Des membres des forces de sécurité fidèles au gouvernement intérimaire syrien posent avec leurs armes à feu sur la côte méditerranéenne de la ville de Lattaquié, à l'ouest de la Syrie, le 9 mars 2025. (Photo OMAR HAJ KADOUR / AFP)
« Tandis que l'État existe, pas de liberté ; quand régnera la liberté, il n'y aura plus d'État. »
Lénine
« Le progrès ce n'est rien d'autre que la révolution faite à l'amiable. »
Victor Hugo
La Révolution syrienne, survenue en 2011, est le produit d’une conjoncture socio-politique ô combien complexe.
L’insurrection qui a soulevé, dans un premier temps, l’espoir d’un changement démocratique et radical s’est irrésistiblement transformé en cauchemar, vers la guerre civile, la souffrance humaine et la destruction massive.
Le cadre historique de la Révolution syrienne remonte au fil de l’héritage d’une répression politique, de la corruption et d’inégalités économiques accumulées pendant plusieurs décennies, dans le cadre du fonctionnement, chaotique en matière de droits humains, du régime baasiste institué dans les années 1960, entre périodes de contrôle militaire et répression.
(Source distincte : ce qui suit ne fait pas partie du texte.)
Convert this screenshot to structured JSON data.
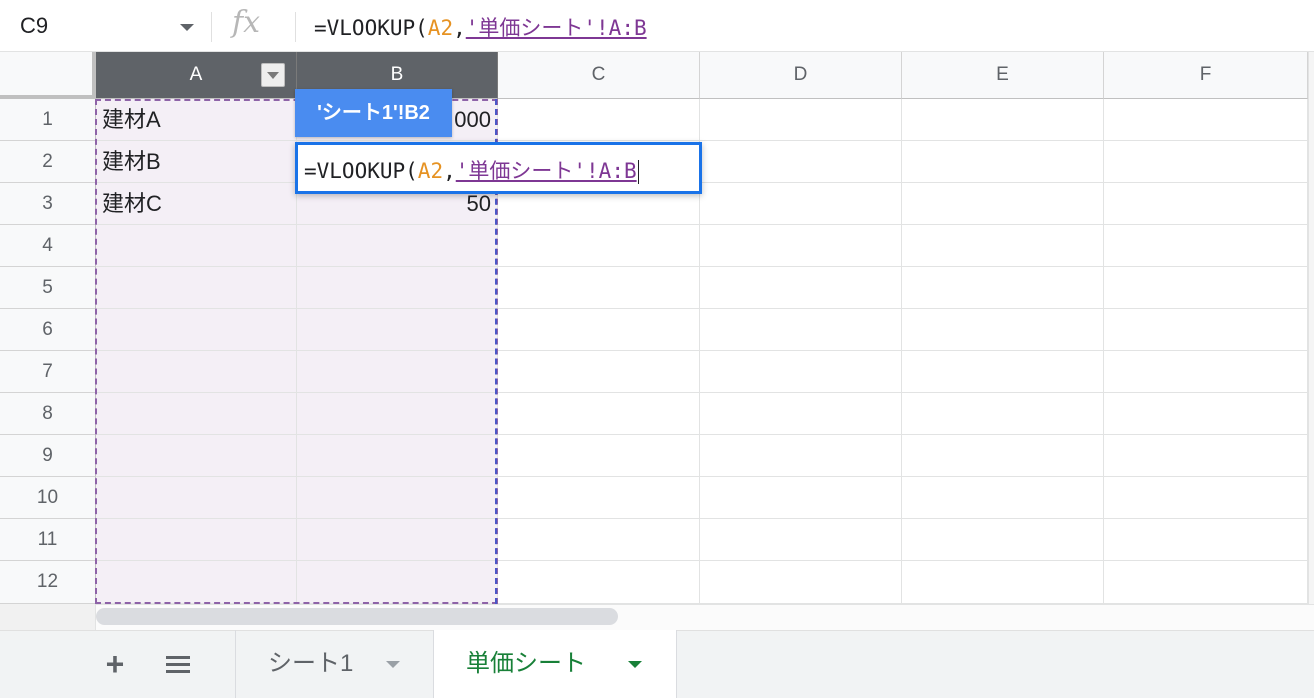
{
  "formula_bar": {
    "name_box": "C9",
    "fx_label": "fx",
    "formula_prefix": "=VLOOKUP(",
    "formula_ref_a2": "A2",
    "formula_comma": ",",
    "formula_ref_sheet": "'単価シート'!A:B"
  },
  "columns": [
    "A",
    "B",
    "C",
    "D",
    "E",
    "F"
  ],
  "rows": [
    "1",
    "2",
    "3",
    "4",
    "5",
    "6",
    "7",
    "8",
    "9",
    "10",
    "11",
    "12"
  ],
  "cells": {
    "A1": "建材A",
    "A2": "建材B",
    "A3": "建材C",
    "B1": "000",
    "B3": "50"
  },
  "tooltip": "'シート1'!B2",
  "editor": {
    "prefix": "=VLOOKUP(",
    "ref_a2": "A2",
    "comma": ",",
    "ref_sheet": "'単価シート'!A:B"
  },
  "sheet_tabs": [
    {
      "label": "シート1",
      "active": false
    },
    {
      "label": "単価シート",
      "active": true
    }
  ],
  "colors": {
    "ref_a2": "#e69222",
    "ref_sheet": "#7e3794",
    "active_tab": "#188038",
    "editor_border": "#1a73e8",
    "tooltip_bg": "#4a8cf0"
  }
}
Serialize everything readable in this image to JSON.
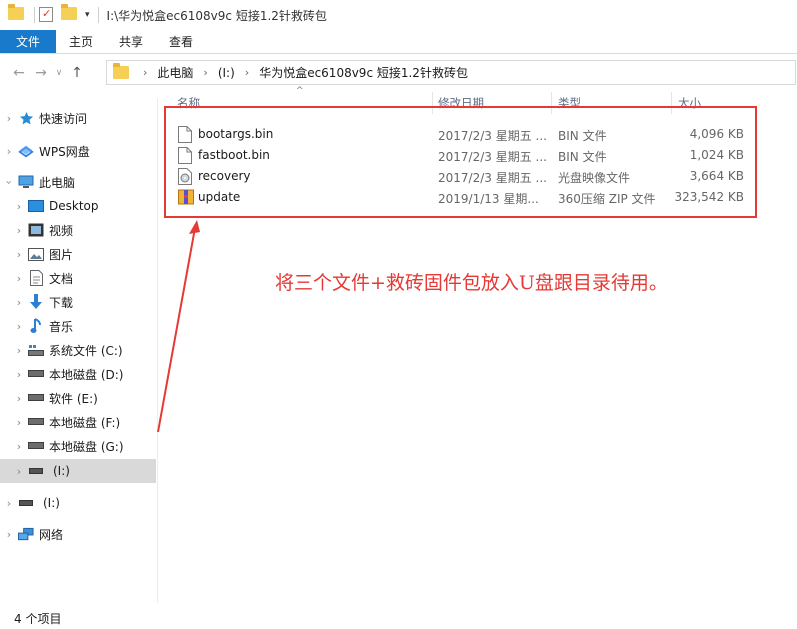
{
  "titlebar": {
    "path": "I:\\华为悦盒ec6108v9c 短接1.2针救砖包",
    "dropdown_glyph": "▾"
  },
  "ribbon": {
    "tabs": [
      {
        "label": "文件"
      },
      {
        "label": "主页"
      },
      {
        "label": "共享"
      },
      {
        "label": "查看"
      }
    ]
  },
  "nav": {
    "back": "←",
    "forward": "→",
    "recent": "∨",
    "up": "↑",
    "breadcrumb": [
      "此电脑",
      "(I:)",
      "华为悦盒ec6108v9c 短接1.2针救砖包"
    ],
    "crumb_sep": "›"
  },
  "sidebar": {
    "items": [
      {
        "label": "快速访问",
        "icon": "star-icon"
      },
      {
        "label": "WPS网盘",
        "icon": "cloud-icon"
      },
      {
        "label": "此电脑",
        "icon": "computer-icon"
      },
      {
        "label": "Desktop",
        "icon": "desktop-icon"
      },
      {
        "label": "视频",
        "icon": "video-icon"
      },
      {
        "label": "图片",
        "icon": "picture-icon"
      },
      {
        "label": "文档",
        "icon": "document-icon"
      },
      {
        "label": "下载",
        "icon": "download-icon"
      },
      {
        "label": "音乐",
        "icon": "music-icon"
      },
      {
        "label": "系统文件 (C:)",
        "icon": "system-drive-icon"
      },
      {
        "label": "本地磁盘 (D:)",
        "icon": "drive-icon"
      },
      {
        "label": "软件 (E:)",
        "icon": "drive-icon"
      },
      {
        "label": "本地磁盘 (F:)",
        "icon": "drive-icon"
      },
      {
        "label": "本地磁盘 (G:)",
        "icon": "drive-icon"
      },
      {
        "label": "(I:)",
        "icon": "usb-drive-icon"
      },
      {
        "label": "(I:)",
        "icon": "usb-drive-icon"
      },
      {
        "label": "网络",
        "icon": "network-icon"
      }
    ]
  },
  "columns": {
    "name": "名称",
    "date": "修改日期",
    "type": "类型",
    "size": "大小",
    "sort_glyph": "^"
  },
  "files": [
    {
      "name": "bootargs.bin",
      "date": "2017/2/3 星期五 ...",
      "type": "BIN 文件",
      "size": "4,096 KB",
      "icon": "file-icon"
    },
    {
      "name": "fastboot.bin",
      "date": "2017/2/3 星期五 ...",
      "type": "BIN 文件",
      "size": "1,024 KB",
      "icon": "file-icon"
    },
    {
      "name": "recovery",
      "date": "2017/2/3 星期五 ...",
      "type": "光盘映像文件",
      "size": "3,664 KB",
      "icon": "disc-image-icon"
    },
    {
      "name": "update",
      "date": "2019/1/13 星期...",
      "type": "360压缩 ZIP 文件",
      "size": "323,542 KB",
      "icon": "zip-archive-icon"
    }
  ],
  "annotation": {
    "text": "将三个文件+救砖固件包放入U盘跟目录待用。"
  },
  "status": {
    "count": "4 个项目"
  },
  "colors": {
    "accent": "#1979ca",
    "highlight": "#e53935",
    "folder": "#f6cf57"
  }
}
L’indifférence du régime aux tensions socio-politiques exacerbées par les réformes promises – et légèrement amorcées après les mouvements du Printemps arabe – s’est muée en insatisfaction grandissante, jusqu’à exploser à l’aube du printemps 2011, lorsque des milliers de Syriennes et Syriens investissent la rue, à l’égal de certaines populations arabes, afin de revendiquer leurs plus élémentaires droits et une plus grande liberté.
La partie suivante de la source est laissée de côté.